The victim's parents reported him missing on Monday evening, two days after they last heard from him, the AP reported.
On Tuesday, Hill drove to a home near Homan Square on the West Side, where Brittany and Tanishia Covington lived and where the victim was tormented for several hours. The victim told police that a play fight with Hill escalated and the Covington sisters got "aggravated at him," Duffin said. The victim later managed to escape, and police found him walking on a Chicago street.
Prosecutors offered new details on Friday, saying one of the suspects demanded $300 from the victim's mother, the AP reported. They also said that the assault began in the van when the same suspect became angry that the mother had contacted him asking him to let her son come home.
The four also are charged with aggravated kidnapping, aggravated battery and aggravated unlawful restraint.
A GoFundMe campaign intended to help the victim and his family has surpassed its goal of $10,000, raising more than $132,000 in three days.
"For those of you that have seen the horrific torture and trauma recently inflicted on a young man in Chicago, it is not something you will soon forget," California resident Razor Sheldon, who started the campaign, wrote on the website.

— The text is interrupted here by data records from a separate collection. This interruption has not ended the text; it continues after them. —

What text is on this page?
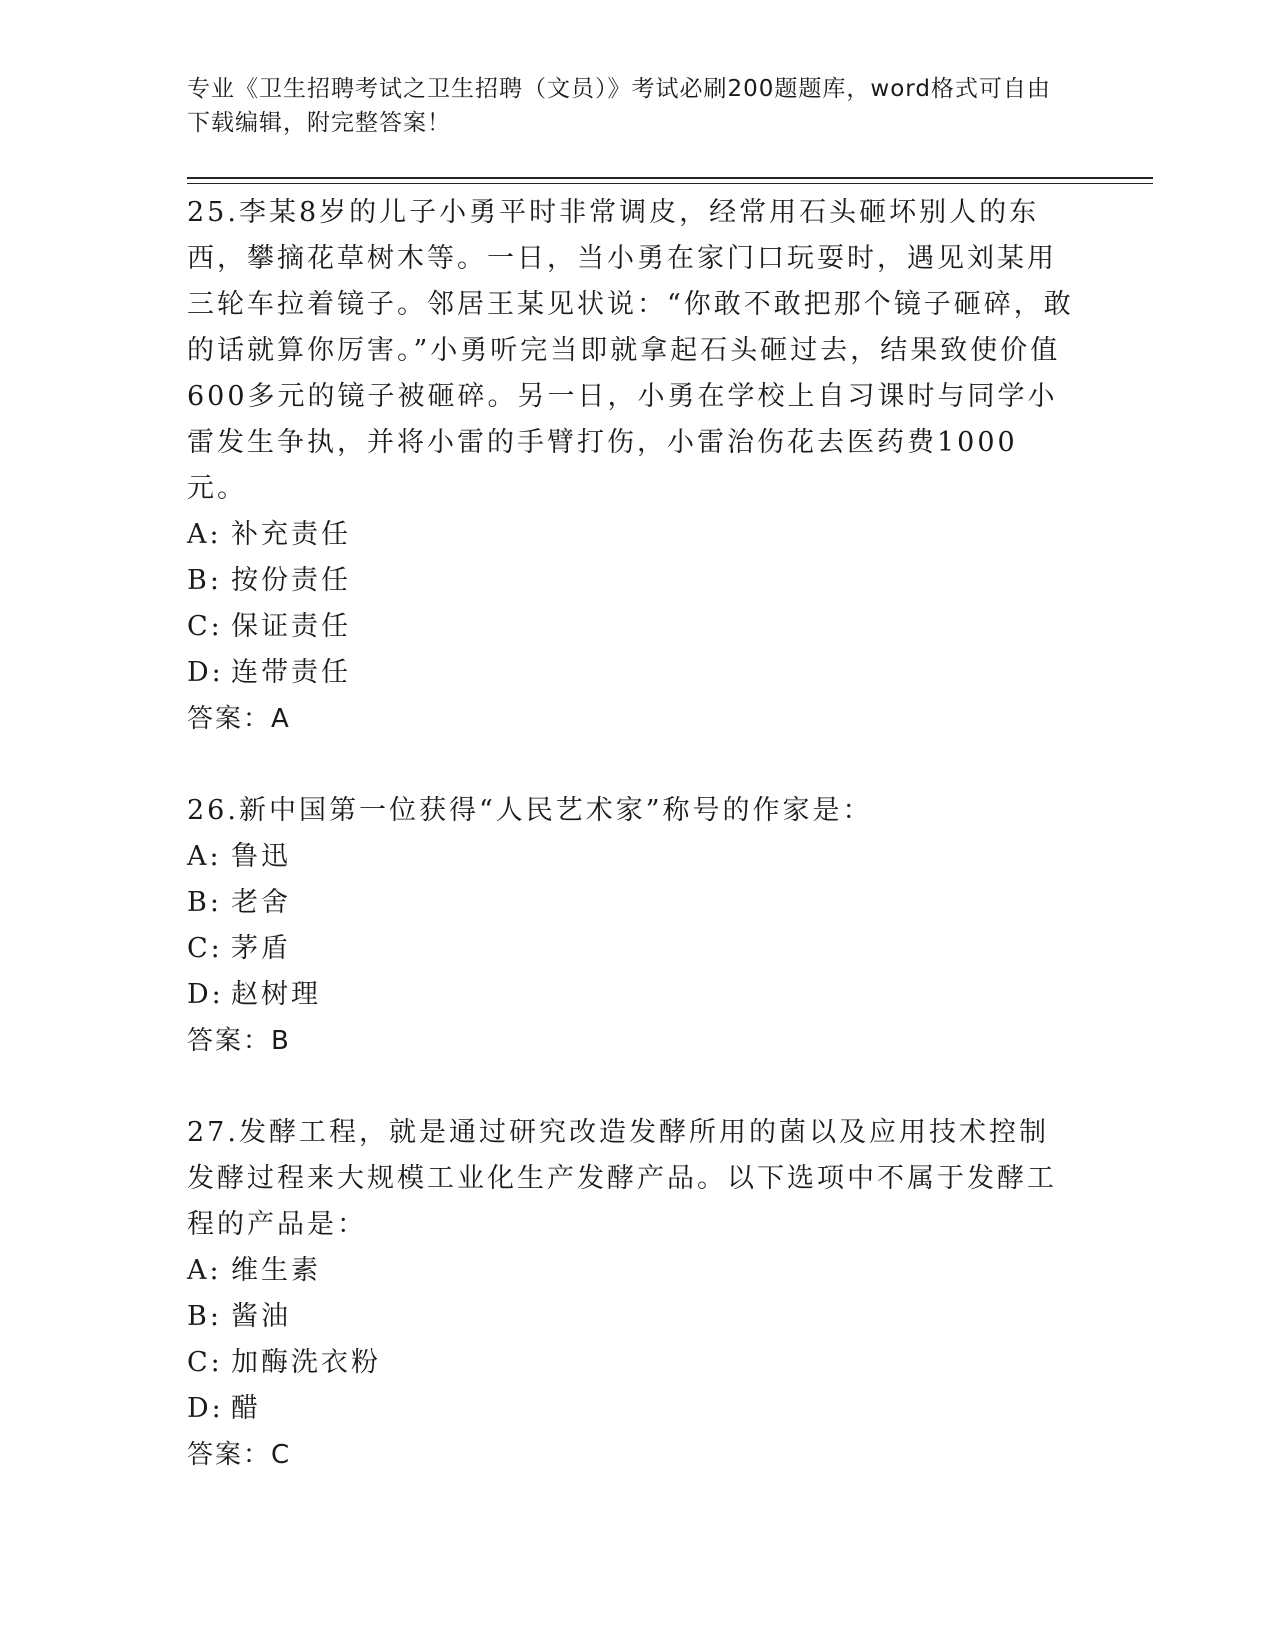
专业《卫生招聘考试之卫生招聘（文员）》考试必刷200题题库，word格式可自由下载编辑，附完整答案！

25.李某8岁的儿子小勇平时非常调皮，经常用石头砸坏别人的东西，攀摘花草树木等。一日，当小勇在家门口玩耍时，遇见刘某用三轮车拉着镜子。邻居王某见状说：“你敢不敢把那个镜子砸碎，敢的话就算你厉害。”小勇听完当即就拿起石头砸过去，结果致使价值600多元的镜子被砸碎。另一日，小勇在学校上自习课时与同学小雷发生争执，并将小雷的手臂打伤，小雷治伤花去医药费1000元。

A: 补充责任

B: 按份责任

C: 保证责任

D: 连带责任

答案：A

26.新中国第一位获得“人民艺术家”称号的作家是：

A: 鲁迅

B: 老舍

C: 茅盾

D: 赵树理

答案：B

27.发酵工程，就是通过研究改造发酵所用的菌以及应用技术控制发酵过程来大规模工业化生产发酵产品。以下选项中不属于发酵工程的产品是：

A: 维生素

B: 酱油

C: 加酶洗衣粉

D: 醋

答案：C
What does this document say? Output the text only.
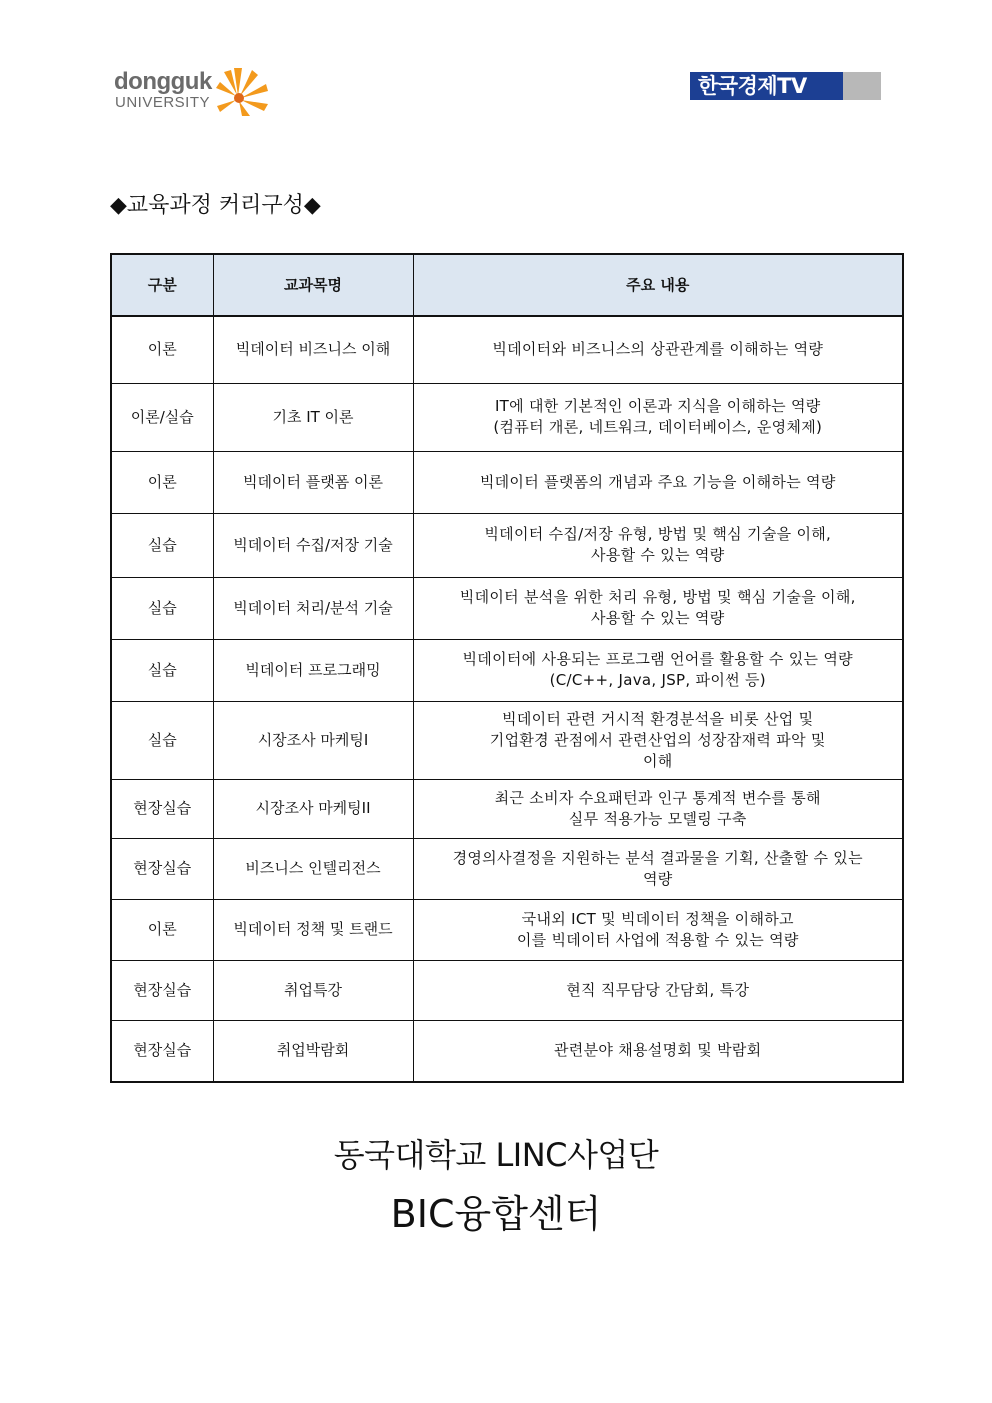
dongguk
UNIVERSITY
한국경제TV
◆교육과정 커리구성◆
구분	교과목명	주요 내용
이론	빅데이터 비즈니스 이해	빅데이터와 비즈니스의 상관관계를 이해하는 역량

이론/실습	기초 IT 이론	IT에 대한 기본적인 이론과 지식을 이해하는 역량
(컴퓨터 개론, 네트워크, 데이터베이스, 운영체제)

이론	빅데이터 플랫폼 이론	빅데이터 플랫폼의 개념과 주요 기능을 이해하는 역량

실습	빅데이터 수집/저장 기술	빅데이터 수집/저장 유형, 방법 및 핵심 기술을 이해,
사용할 수 있는 역량

실습	빅데이터 처리/분석 기술	빅데이터 분석을 위한 처리 유형, 방법 및 핵심 기술을 이해,
사용할 수 있는 역량

실습	빅데이터 프로그래밍	빅데이터에 사용되는 프로그램 언어를 활용할 수 있는 역량
(C/C++, Java, JSP, 파이썬 등)

실습	시장조사 마케팅I	빅데이터 관련 거시적 환경분석을 비롯 산업 및
기업환경 관점에서 관련산업의 성장잠재력 파악 및
이해

현장실습	시장조사 마케팅II	최근 소비자 수요패턴과 인구 통계적 변수를 통해
실무 적용가능 모델링 구축

현장실습	비즈니스 인텔리전스	경영의사결정을 지원하는 분석 결과물을 기획, 산출할 수 있는
역량

이론	빅데이터 정책 및 트랜드	국내외 ICT 및 빅데이터 정책을 이해하고
이를 빅데이터 사업에 적용할 수 있는 역량

현장실습	취업특강	현직 직무담당 간담회, 특강

현장실습	취업박람회	관련분야 채용설명회 및 박람회
동국대학교 LINC사업단
BIC융합센터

In an update on Saturday, Sheldon wrote that he'd been in contact with the victim's family, who told him that the teen is "a little sore and moving slowly, but he has been more alert and has been enjoying food again."
Bart Jackson, a spokesperson for GoFundMe, told The Washington Post that funds raised from the campaign started by Sheldon will be transferred directly to the victim's family. The campaign organiser does not have access to the funds, Jackson said.
"I can confirm I did touch base with the family and they are working directly with GoFundMe," Jackson said in an email.
The incident comes just as Chicago capped off one of its bloodiest years, with the homicide rate reaching its highest in two decades.
President Barack Obama condemned the attack on Thursday, calling it "despicable" in an interview with CBS News. But the president said it's not an indication of deteriorating race relations in the US, adding that tensions that have long existed are simply more pronounced today because of smartphones, the internet and social media.
"The good news is that the next generation that's coming behind us ... have smarter, better, more thoughtful attitudes about race," Obama said. "I think the overall trajectory of race relations in this country is actually very positive. It doesn't mean that all racial problems have gone away. It means that we have the capacity to get better."